Weboldal szabályzat


The following sales conditions apply to all sales contracts concluded by Tyczyńska Fabryka Urządzeń Wentylniczych TYWENT Sp. z o. o. NIP: 8133170567 (hereinafter referred to as the „Seller”). Any changes and adjustments to these conditions require the Seller’s written consent under pain of nullity. In the event of differences between these terms and conditions and specific conditions set out in other Seller’s documents addressed to the Buyer (e.g. contracts), specific conditions shall apply.



The order becomes binding only after its written confirmation by the Seller via mail, e-mail or the website of the online store www.tywent.pl and only such an order shall be considered as evidence of the conclusion of a commercial contract. Orders must be placed by authorized persons. By placing an order, the Buyer agrees each time to accept the GTCS. In the case of foreign customers or orders for special types of goods, the Seller, before proceeding with the execution of the order, may request payment of a specific amount in the amount constituting a percentage of the value of the order, which should be paid by the Buyer before proceeding with the execution of the order. This amount will mean a down payment within the meaning of the Civil Code. In the event of an obstacle that is difficult to remove due to force majeure, after the Order Confirmation, the Seller may, without liability, partially or fully cancel or suspend the performance of its obligation. Force majeure should be understood as an event whose actions could not be foreseen despite exercising due diligence. In this case, the deposit will be returned in full. Any information other than contained in the offer, in particular regarding prices, availability of the assortment and delivery dates, are for information purposes only and do not constitute an offer.
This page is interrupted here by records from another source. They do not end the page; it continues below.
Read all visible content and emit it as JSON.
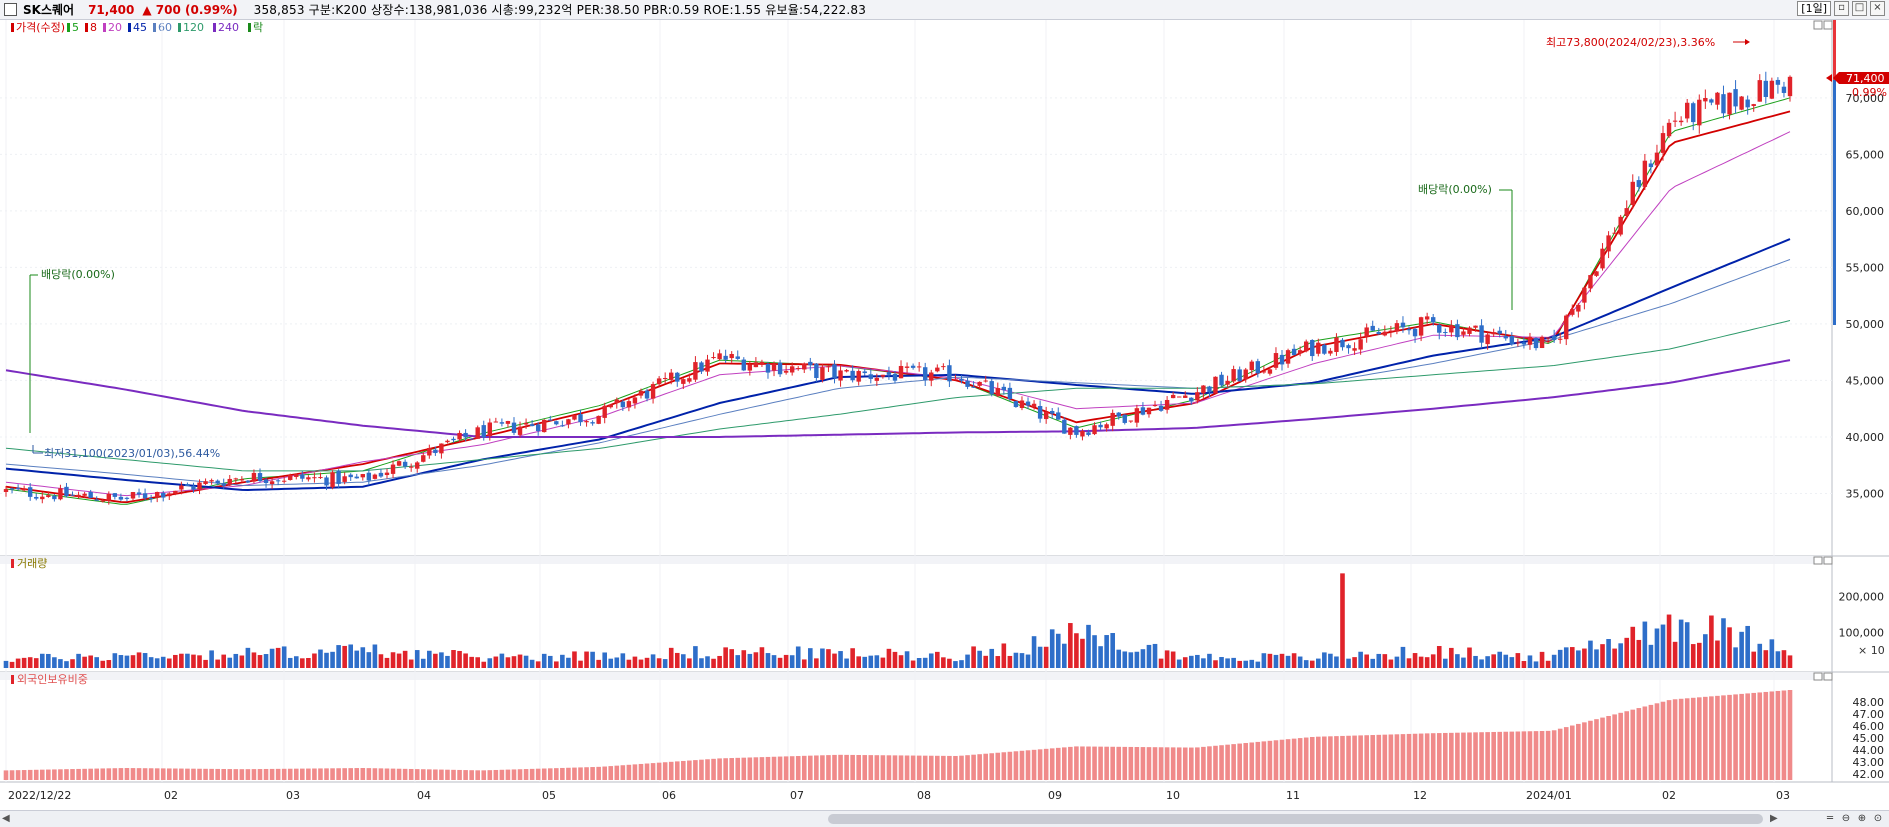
{
  "header": {
    "stock_name": "SK스퀘어",
    "price": "71,400",
    "change": "▲ 700",
    "change_pct": "(0.99%)",
    "info": "358,853  구분:K200 상장수:138,981,036 시총:99,232억 PER:38.50 PBR:0.59 ROE:1.55 유보율:54,222.83",
    "period": "[1일]"
  },
  "price_panel": {
    "legend": [
      {
        "label": "가격(수정)",
        "color": "#d20000"
      },
      {
        "label": "5",
        "color": "#1aa01a"
      },
      {
        "label": "8",
        "color": "#d20000"
      },
      {
        "label": "20",
        "color": "#c040c0"
      },
      {
        "label": "45",
        "color": "#0022aa"
      },
      {
        "label": "60",
        "color": "#5a7fc0"
      },
      {
        "label": "120",
        "color": "#2e9a6b"
      },
      {
        "label": "240",
        "color": "#7a2bc0"
      },
      {
        "label": "락",
        "color": "#1a8a1a"
      }
    ],
    "current_price_tag": "71,400",
    "current_pct_tag": "0.99%",
    "annotations": {
      "high": "최고73,800(2024/02/23),3.36%",
      "low": "최저31,100(2023/01/03),56.44%",
      "dividend1": "배당락(0.00%)",
      "dividend2": "배당락(0.00%)"
    }
  },
  "volume_panel": {
    "legend": "거래량",
    "unit_note": "× 10"
  },
  "foreign_panel": {
    "legend": "외국인보유비중"
  },
  "x_axis": {
    "labels": [
      "2022/12/22",
      "02",
      "03",
      "04",
      "05",
      "06",
      "07",
      "08",
      "09",
      "10",
      "11",
      "12",
      "2024/01",
      "02",
      "03"
    ]
  },
  "colors": {
    "up": "#e0232a",
    "down": "#2e6ec9",
    "background": "#ffffff"
  },
  "chart_data": [
    {
      "type": "candlestick",
      "title": "가격(수정)",
      "ylim": [
        30000,
        76000
      ],
      "y_ticks": [
        "35,000",
        "40,000",
        "45,000",
        "50,000",
        "55,000",
        "60,000",
        "65,000",
        "70,000"
      ],
      "x": [
        "2022/12",
        "2023/01",
        "2023/02",
        "2023/03",
        "2023/04",
        "2023/05",
        "2023/06",
        "2023/07",
        "2023/08",
        "2023/09",
        "2023/10",
        "2023/11",
        "2023/12",
        "2024/01",
        "2024/02",
        "2024/03"
      ],
      "close": [
        35200,
        34500,
        36500,
        36200,
        40500,
        42000,
        47000,
        45500,
        45500,
        40500,
        44000,
        48000,
        50000,
        48000,
        68000,
        71400
      ],
      "high": 73800,
      "high_date": "2024/02/23",
      "low": 31100,
      "low_date": "2023/01/03",
      "moving_averages": [
        {
          "name": "5",
          "values": [
            35400,
            34000,
            36300,
            37000,
            40300,
            42800,
            46800,
            46300,
            45000,
            40800,
            43300,
            48500,
            50200,
            48200,
            67000,
            70000
          ]
        },
        {
          "name": "8",
          "values": [
            35600,
            34200,
            36000,
            37600,
            40000,
            42500,
            46500,
            46400,
            45000,
            41300,
            43000,
            48000,
            50000,
            48400,
            66000,
            68800
          ]
        },
        {
          "name": "20",
          "values": [
            36000,
            34800,
            35700,
            37800,
            39300,
            41800,
            45500,
            46300,
            45200,
            42500,
            43000,
            46500,
            49000,
            48800,
            62000,
            67000
          ]
        },
        {
          "name": "45",
          "values": [
            37200,
            36200,
            35300,
            35600,
            38000,
            39800,
            43000,
            45300,
            45500,
            44600,
            43800,
            44800,
            47200,
            48800,
            53200,
            57500
          ]
        },
        {
          "name": "60",
          "values": [
            37600,
            36700,
            35700,
            36000,
            37500,
            39500,
            42000,
            44300,
            45300,
            44800,
            44300,
            44700,
            46500,
            48600,
            51800,
            55700
          ]
        },
        {
          "name": "120",
          "values": [
            39000,
            38000,
            37000,
            37000,
            38000,
            39000,
            40700,
            42000,
            43500,
            44300,
            44300,
            44700,
            45500,
            46300,
            47800,
            50300
          ]
        },
        {
          "name": "240",
          "values": [
            45900,
            44200,
            42300,
            41000,
            40000,
            40000,
            40000,
            40200,
            40400,
            40500,
            40800,
            41600,
            42500,
            43500,
            44800,
            46800
          ]
        }
      ]
    },
    {
      "type": "bar",
      "title": "거래량",
      "ylim": [
        0,
        280000
      ],
      "y_ticks": [
        "100,000",
        "200,000"
      ],
      "x": [
        "2022/12",
        "2023/01",
        "2023/02",
        "2023/03",
        "2023/04",
        "2023/05",
        "2023/06",
        "2023/07",
        "2023/08",
        "2023/09",
        "2023/10",
        "2023/11",
        "2023/12",
        "2024/01",
        "2024/02",
        "2024/03"
      ],
      "values": [
        25000,
        35000,
        40000,
        50000,
        30000,
        35000,
        45000,
        40000,
        35000,
        90000,
        30000,
        30000,
        45000,
        30000,
        130000,
        60000
      ],
      "max_value": 265000
    },
    {
      "type": "bar",
      "title": "외국인보유비중",
      "ylim": [
        41.5,
        49.5
      ],
      "y_ticks": [
        "42.00",
        "43.00",
        "44.00",
        "45.00",
        "46.00",
        "47.00",
        "48.00"
      ],
      "x": [
        "2022/12",
        "2023/01",
        "2023/02",
        "2023/03",
        "2023/04",
        "2023/05",
        "2023/06",
        "2023/07",
        "2023/08",
        "2023/09",
        "2023/10",
        "2023/11",
        "2023/12",
        "2024/01",
        "2024/02",
        "2024/03"
      ],
      "values": [
        42.3,
        42.5,
        42.4,
        42.5,
        42.3,
        42.6,
        43.3,
        43.6,
        43.5,
        44.3,
        44.2,
        45.1,
        45.4,
        45.6,
        48.2,
        49.0
      ]
    }
  ]
}
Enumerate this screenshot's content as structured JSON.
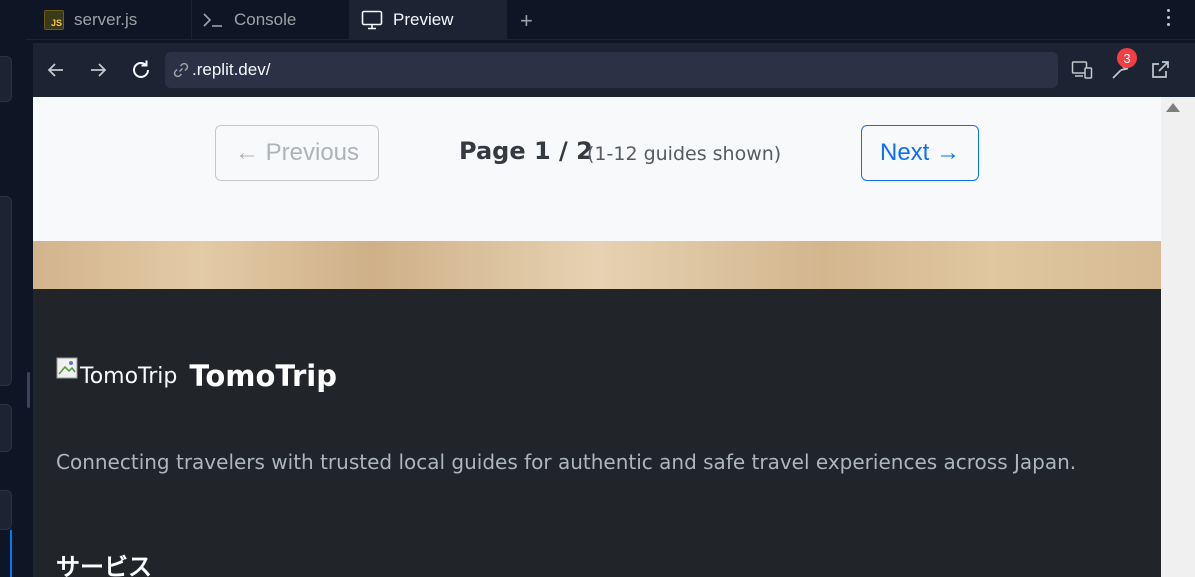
{
  "tabs": [
    {
      "label": "server.js",
      "icon": "js-file-icon",
      "active": false
    },
    {
      "label": "Console",
      "icon": "terminal-icon",
      "active": false
    },
    {
      "label": "Preview",
      "icon": "monitor-icon",
      "active": true
    }
  ],
  "tab_add_symbol": "+",
  "toolbar": {
    "url": ".replit.dev/",
    "devtools_badge": "3"
  },
  "page": {
    "previous_label": "← Previous",
    "page_indicator": "Page 1 / 2",
    "shown_count": "(1-12 guides shown)",
    "next_label": "Next →"
  },
  "footer": {
    "logo_alt": "TomoTrip",
    "brand": "TomoTrip",
    "tagline": "Connecting travelers with trusted local guides for authentic and safe travel experiences across Japan.",
    "services_heading": "サービス"
  },
  "colors": {
    "accent_blue": "#0d6efd",
    "footer_bg": "#212529",
    "badge_red": "#f23f42"
  }
}
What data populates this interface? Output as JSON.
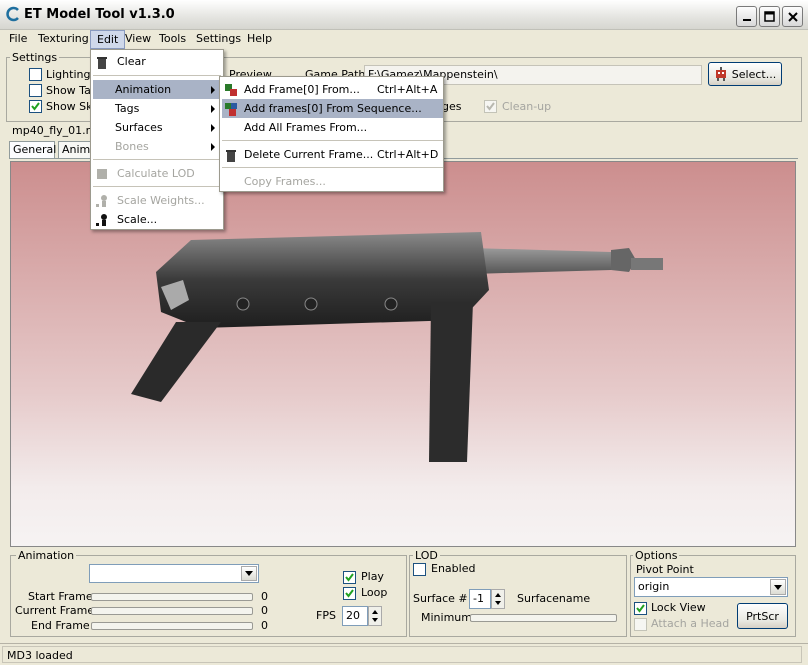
{
  "window": {
    "title": "ET Model Tool v1.3.0"
  },
  "menubar": {
    "file": "File",
    "texturing": "Texturing",
    "edit": "Edit",
    "view": "View",
    "tools": "Tools",
    "settings": "Settings",
    "help": "Help"
  },
  "settings": {
    "group_label": "Settings",
    "lighting": "Lighting",
    "show_tags": "Show Ta",
    "show_skins": "Show Sk",
    "preview": "Preview",
    "game_path_label": "Game Path",
    "game_path_value": "F:\\Gamez\\Mappenstein\\",
    "select_button": "Select...",
    "images": "ges",
    "cleanup": "Clean-up"
  },
  "file_label": "mp40_fly_01.md",
  "tabs": {
    "general": "General",
    "animation": "Anima"
  },
  "edit_menu": {
    "clear": "Clear",
    "animation": "Animation",
    "tags": "Tags",
    "surfaces": "Surfaces",
    "bones": "Bones",
    "calculate_lod": "Calculate LOD",
    "scale_weights": "Scale Weights...",
    "scale": "Scale..."
  },
  "animation_submenu": {
    "add_frame_from": "Add Frame[0] From...",
    "add_frame_from_shortcut": "Ctrl+Alt+A",
    "add_frames_seq": "Add frames[0] From Sequence...",
    "add_all_frames": "Add All Frames From...",
    "delete_frame": "Delete Current Frame...",
    "delete_frame_shortcut": "Ctrl+Alt+D",
    "copy_frames": "Copy Frames..."
  },
  "animation_panel": {
    "group_label": "Animation",
    "start_frame": "Start Frame",
    "current_frame": "Current Frame",
    "end_frame": "End Frame",
    "start_value": "0",
    "current_value": "0",
    "end_value": "0",
    "play": "Play",
    "loop": "Loop",
    "fps_label": "FPS",
    "fps_value": "20"
  },
  "lod_panel": {
    "group_label": "LOD",
    "enabled": "Enabled",
    "surface_label": "Surface #",
    "surface_value": "-1",
    "surfacename": "Surfacename",
    "minimum": "Minimum"
  },
  "options_panel": {
    "group_label": "Options",
    "pivot_label": "Pivot Point",
    "pivot_value": "origin",
    "lock_view": "Lock View",
    "attach_head": "Attach a Head",
    "prtscr": "PrtScr"
  },
  "status": {
    "text": "MD3 loaded"
  }
}
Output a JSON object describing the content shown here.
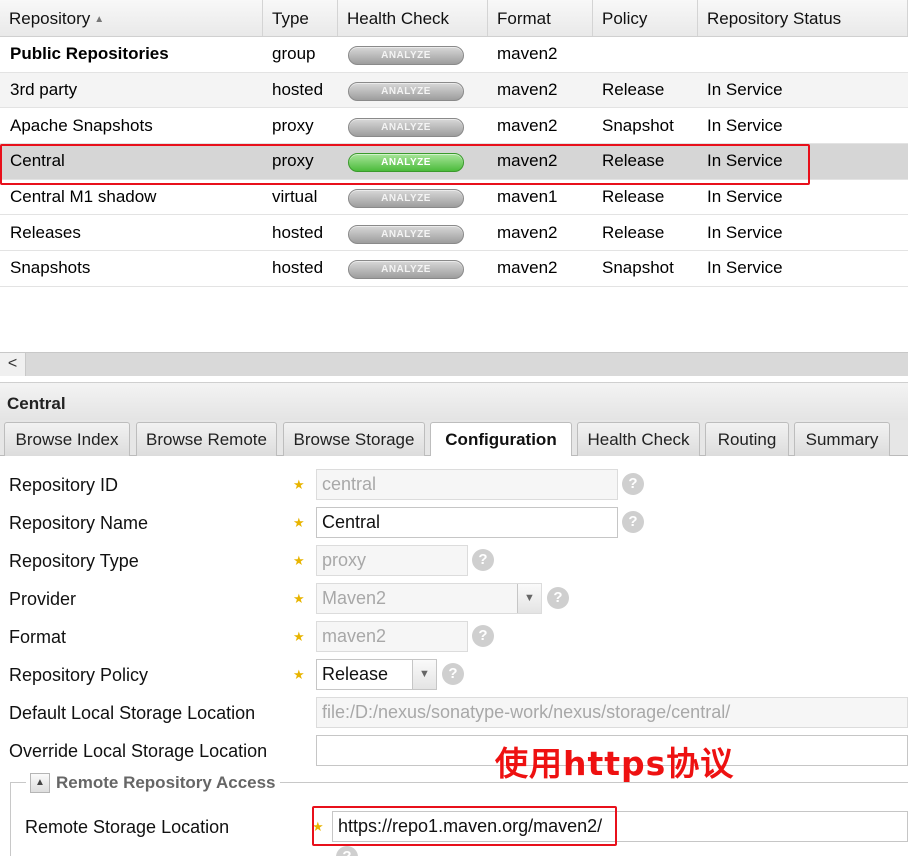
{
  "grid": {
    "columns": [
      "Repository",
      "Type",
      "Health Check",
      "Format",
      "Policy",
      "Repository Status"
    ],
    "sort_indicator": "▲",
    "rows": [
      {
        "repository": "Public Repositories",
        "type": "group",
        "health": "ANALYZE",
        "format": "maven2",
        "policy": "",
        "status": ""
      },
      {
        "repository": "3rd party",
        "type": "hosted",
        "health": "ANALYZE",
        "format": "maven2",
        "policy": "Release",
        "status": "In Service"
      },
      {
        "repository": "Apache Snapshots",
        "type": "proxy",
        "health": "ANALYZE",
        "format": "maven2",
        "policy": "Snapshot",
        "status": "In Service"
      },
      {
        "repository": "Central",
        "type": "proxy",
        "health": "ANALYZE",
        "format": "maven2",
        "policy": "Release",
        "status": "In Service"
      },
      {
        "repository": "Central M1 shadow",
        "type": "virtual",
        "health": "ANALYZE",
        "format": "maven1",
        "policy": "Release",
        "status": "In Service"
      },
      {
        "repository": "Releases",
        "type": "hosted",
        "health": "ANALYZE",
        "format": "maven2",
        "policy": "Release",
        "status": "In Service"
      },
      {
        "repository": "Snapshots",
        "type": "hosted",
        "health": "ANALYZE",
        "format": "maven2",
        "policy": "Snapshot",
        "status": "In Service"
      }
    ],
    "selected_row": "Central",
    "selected_highlight_color": "#e8101b"
  },
  "scroll": {
    "left_arrow": "<"
  },
  "panel": {
    "title": "Central",
    "tabs": [
      "Browse Index",
      "Browse Remote",
      "Browse Storage",
      "Configuration",
      "Health Check",
      "Routing",
      "Summary"
    ],
    "active_tab": "Configuration"
  },
  "form": {
    "repository_id": {
      "label": "Repository ID",
      "value": "central"
    },
    "repository_name": {
      "label": "Repository Name",
      "value": "Central"
    },
    "repository_type": {
      "label": "Repository Type",
      "value": "proxy"
    },
    "provider": {
      "label": "Provider",
      "value": "Maven2"
    },
    "format": {
      "label": "Format",
      "value": "maven2"
    },
    "repository_policy": {
      "label": "Repository Policy",
      "value": "Release"
    },
    "default_storage": {
      "label": "Default Local Storage Location",
      "value": "file:/D:/nexus/sonatype-work/nexus/storage/central/"
    },
    "override_storage": {
      "label": "Override Local Storage Location",
      "value": ""
    },
    "remote_section": {
      "legend": "Remote Repository Access"
    },
    "remote_location": {
      "label": "Remote Storage Location",
      "value": "https://repo1.maven.org/maven2/"
    }
  },
  "annotation": {
    "text": "使用https协议",
    "color": "#ee1111"
  },
  "icons": {
    "required": "star-icon",
    "help": "help-icon",
    "dropdown": "chevron-down-icon",
    "collapse": "chevron-up-icon"
  }
}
The price for the ordered goods and payment terms are specified in the Trade Offer or in the concluded contract
between the Seller and the Buyer. No discounts are granted on the expected payment amount without the prior written consent of the Seller. Both the Seller and the Buyer may individually, by way of a commercial agreement, specify payment and delivery terms other than those resulting from these GCS. Acceptable forms of payment are cash or credit card payment at the Tywent cash desk, payment to the courier upon receipt of the goods, quick payments via BlueMedia, prepayment to the Tywent account (order processing after posting). In the case of payment for the goods before their delivery, the Seller is entitled, in the event of delays in payments, to refrain from performing the contract until the Buyer settles the due receivables. In this case, failure to perform the Agreement by the Seller in the period until the Buyer settles the due receivables does not result in liability for damages on the part of the Seller, and the deadlines for the performance of the agreement on the part of the Seller are suspended for the period until the Buyer settles the due receivables of the Seller. In the case of a sale with a deferred payment date, the Seller reserves the right to ownership of the goods sold, delivered to the Buyer until the Buyer pays all amounts due to the Seller. In the event that the Ordering Party is in arrears with the payment of any amounts due under other contracts between the Seller and the Buyer, until the Buyer pays the arrears, the Seller may also withhold performance of part or all of the contract, without falling into a delay or default on this account. In the event of a delay or lack of payment, the Seller may claim – in addition to other rights provided for by law and these GTS – the payment of statutory interest for the delay.



The Buyer collects the goods directly from the Seller from the warehouse located at 36-062 Zaczernie 190M. After agreeing with the Buyer, the offer may include transport of goods, depending on individual arrangements made between the parties. The buyer bears the transport costs, including the costs resulting from his special wishes as to the type of transport. Parcels sent without prior agreement with the Seller will not be accepted. Upon receipt of the goods, the Buyer is obliged to check the quality, quantity and condition of the goods and their compliance with the transport documents. In the event of discrepancies or damage, the Buyer is obliged to draw up a receipt protocol in the presence of the courier and notify the Seller within 3 working days from the date of receipt of the goods.



The Seller provides a warranty for the goods sold on the terms set out in detail in the warranty card.
In the event of a complaint, the Buyer is obliged to complete and send a complaint application, which is the basis for launching the complaint procedure. The Seller will consider the complaint and respond within 14 days from the date of delivery of the goods, and in exceptional cases the time for consideration may be extended, which will be immediately notified to the Buyer by an employee of the complaint department and will specify the expected duration of the procedure. After a positive consideration of the complaint, the goods will be repaired, replaced with a new one or the money will be returned. If the complaint is not accepted, the buyer bears the cost of transport in the amount in accordance with the price list of the Seller’s carrier. The Buyer has the right to return the purchased goods in accordance with applicable regulations, i.e. in the case when the Buyer is a natural person who purchases goods for purposes not related to its business or professional activity.

Parcels sent without prior agreement with the Seller will not be accepted.

Goods made to special order are not returnable. Special orders will be marked in the Order Confirmation.



The Seller has the right to amend these GTS at any time, however, they apply to already concluded contracts
will find the existing provisions of the GTS. The Regulations in their current wording are valid from September 12, 2022.